13. The application of a mutant zeinib-glucosinolate-oxymethyltransferase gene family and its encoded protein, characterized in that, The application includes the creation of aphid-resistant maize germplasm resources, self-pollinating plants obtained by the method of claim 12, or hybridizing plants obtained by the method of claim 12 as first plants with second plants, thereby producing maize plants containing the maize butyl-glucosinolate-oxy-methyltransferase gene family, any homologous gene or gene combination of the gene family containing the mutations described in any one of claims 1-3.

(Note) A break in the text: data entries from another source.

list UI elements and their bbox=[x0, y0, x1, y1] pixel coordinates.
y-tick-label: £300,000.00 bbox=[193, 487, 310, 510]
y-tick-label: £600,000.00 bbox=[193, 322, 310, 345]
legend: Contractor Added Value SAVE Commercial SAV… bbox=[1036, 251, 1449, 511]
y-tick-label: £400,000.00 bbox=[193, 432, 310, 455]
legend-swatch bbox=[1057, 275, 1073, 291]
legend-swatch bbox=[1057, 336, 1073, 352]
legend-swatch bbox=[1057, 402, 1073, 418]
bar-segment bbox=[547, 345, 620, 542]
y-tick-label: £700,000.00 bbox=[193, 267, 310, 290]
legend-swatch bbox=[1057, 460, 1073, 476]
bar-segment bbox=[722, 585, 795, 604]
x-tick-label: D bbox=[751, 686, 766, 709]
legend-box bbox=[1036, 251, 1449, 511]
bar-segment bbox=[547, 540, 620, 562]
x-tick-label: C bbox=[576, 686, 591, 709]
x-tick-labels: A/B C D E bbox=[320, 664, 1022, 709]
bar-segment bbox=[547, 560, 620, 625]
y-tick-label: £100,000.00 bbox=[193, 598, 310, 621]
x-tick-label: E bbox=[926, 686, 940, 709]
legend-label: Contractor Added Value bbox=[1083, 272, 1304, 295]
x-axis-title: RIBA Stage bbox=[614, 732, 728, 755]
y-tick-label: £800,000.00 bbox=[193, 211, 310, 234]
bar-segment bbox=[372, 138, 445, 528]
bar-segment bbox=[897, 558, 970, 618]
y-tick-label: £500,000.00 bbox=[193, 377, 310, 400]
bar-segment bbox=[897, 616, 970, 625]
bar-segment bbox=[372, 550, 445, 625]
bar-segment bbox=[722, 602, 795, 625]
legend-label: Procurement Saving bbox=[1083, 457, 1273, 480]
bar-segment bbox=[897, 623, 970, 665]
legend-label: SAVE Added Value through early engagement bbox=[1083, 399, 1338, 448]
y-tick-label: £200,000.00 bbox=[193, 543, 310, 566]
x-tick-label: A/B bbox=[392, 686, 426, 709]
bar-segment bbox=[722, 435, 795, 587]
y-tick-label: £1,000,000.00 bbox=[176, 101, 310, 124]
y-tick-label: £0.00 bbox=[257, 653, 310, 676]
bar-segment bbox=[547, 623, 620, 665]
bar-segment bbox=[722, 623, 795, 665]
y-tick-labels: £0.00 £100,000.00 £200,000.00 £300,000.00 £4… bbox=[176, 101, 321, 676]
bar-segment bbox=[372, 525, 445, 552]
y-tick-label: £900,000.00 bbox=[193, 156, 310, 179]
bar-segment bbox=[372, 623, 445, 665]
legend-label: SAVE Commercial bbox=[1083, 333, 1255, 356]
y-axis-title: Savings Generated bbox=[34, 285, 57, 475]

14. An application for improving plant aphid resistance, characterized in that, The application includes introducing the mutated zeinib-glucosinolate-oxy-methyltransferase gene family or any homologous gene or gene combination of the mutated gene family as described in any one of claims 1-3 into plant cells, plant seeds, plant tissues, plant parts or plants to improve plant resistance to aphids.
15. The application for improving plant aphid resistance according to claim 14, characterized in that, The plants mentioned are corn, sorghum, wheat, barley, rye, millet, or oats.
16. A method for detecting aphid-resistant plants, characterized in that, Using PCR primers, PCR amplification and sequencing detection are performed on the plant, plant cell, plant seed, plant tissue or plant part as described in claim 14 or 15, wherein the plant, plant cell, plant seed, plant tissue or plant part contains an effectively mutated zeinib-glucosinolate-oxy-methyltransferase gene family, any homologous gene or gene combination of the gene family.